John Glover was born in Salem, Massachusetts on November 5, 1732, and moved with his family to Marblehead where he grew up. Just a few years after his marriage to Hannah Gale, Glover was appointed an ensign in the Third Military Foot Company, a Marblehead Militia Regiment of 1,000 men. He quickly rose through the ranks, eventually becoming a Colonel upon the death of Colonel Jeremiah Lee in 1775, in command of the Marblehead Militia Regiment (which he had originally joined in 1759). In June of that year, Glover and the Regiment were ordered to join the Continental Army encamped at Cambridge, Massachusetts. Recognizing Glover's leadership skills and resourcefulness, General Washington sent Glover to Beverly to protect that port against three British warships threatening attack. Soon after, Washington ordered Glover to commission and man two small naval vessels, the forerunners of Washington's Navy.

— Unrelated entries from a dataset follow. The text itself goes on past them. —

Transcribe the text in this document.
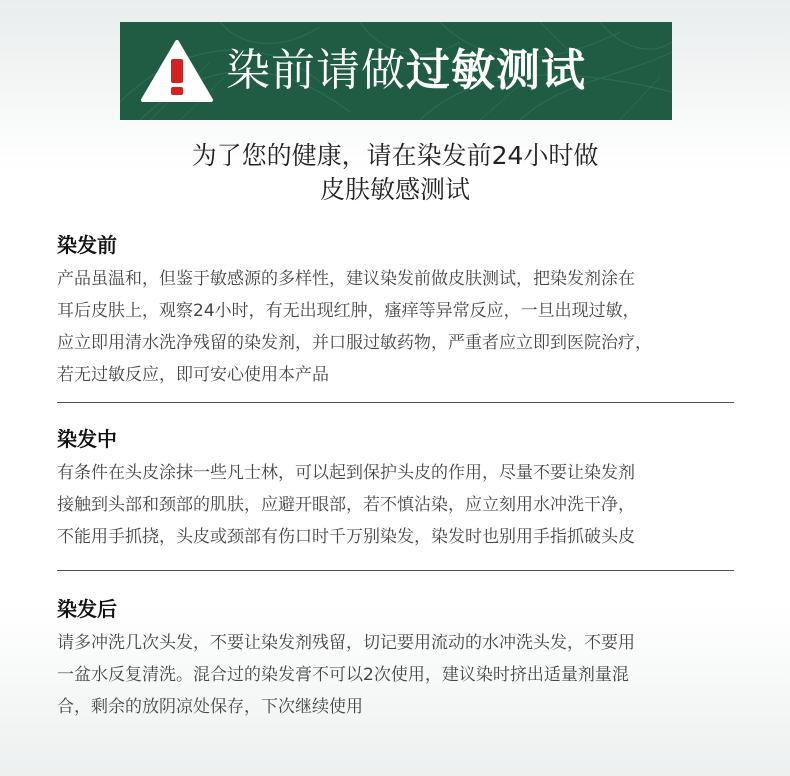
染前请做过敏测试

为了您的健康，请在染发前24小时做

皮肤敏感测试

染发前

产品虽温和，但鉴于敏感源的多样性，建议染发前做皮肤测试，把染发剂涂在

耳后皮肤上，观察24小时，有无出现红肿，瘙痒等异常反应，一旦出现过敏，

应立即用清水洗净残留的染发剂，并口服过敏药物，严重者应立即到医院治疗，

若无过敏反应，即可安心使用本产品

染发中

有条件在头皮涂抹一些凡士林，可以起到保护头皮的作用，尽量不要让染发剂

接触到头部和颈部的肌肤，应避开眼部，若不慎沾染，应立刻用水冲洗干净，

不能用手抓挠，头皮或颈部有伤口时千万别染发，染发时也别用手指抓破头皮

染发后

请多冲洗几次头发，不要让染发剂残留，切记要用流动的水冲洗头发，不要用

一盆水反复清洗。混合过的染发膏不可以2次使用，建议染时挤出适量剂量混

合，剩余的放阴凉处保存，下次继续使用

At the start of 1776, the Marblehead Militia Regiment formally became the 14th Continental Regiment and was ordered in July to march to New York and later to Long Island. In August, Glover organized and supervised the evacuation from Long Island of 9,000 Continental troops and all of their equipment, guns, horses, and cannon, at night and under appalling weather conditions. In mid-October, Glover and 750 of his soldiers fought to a standstill a British force of more than 4,000 regulars.

On Christmas night, 1776, Glover again proved his mettle when the 14th Continental Regiment ferried Washington and 2,400 men across the Delaware River at night, again in desperate weather, marched them nine miles into Trenton, fought a 36-hour successful battle there, marched back to the Delaware with 900 Hessian captives, and crossed back over the river again.

Following additional distinguished roles in the war, including at the Battle of Saratoga and its aftermath, Glover retired from the Army in 1782. He returned to Marblehead, rebuilt his business, and went on to serve two terms in the Massachusetts Legislature and six terms on the Marblehead Board of Selectmen. He died January 30, 1797, at the age of 64.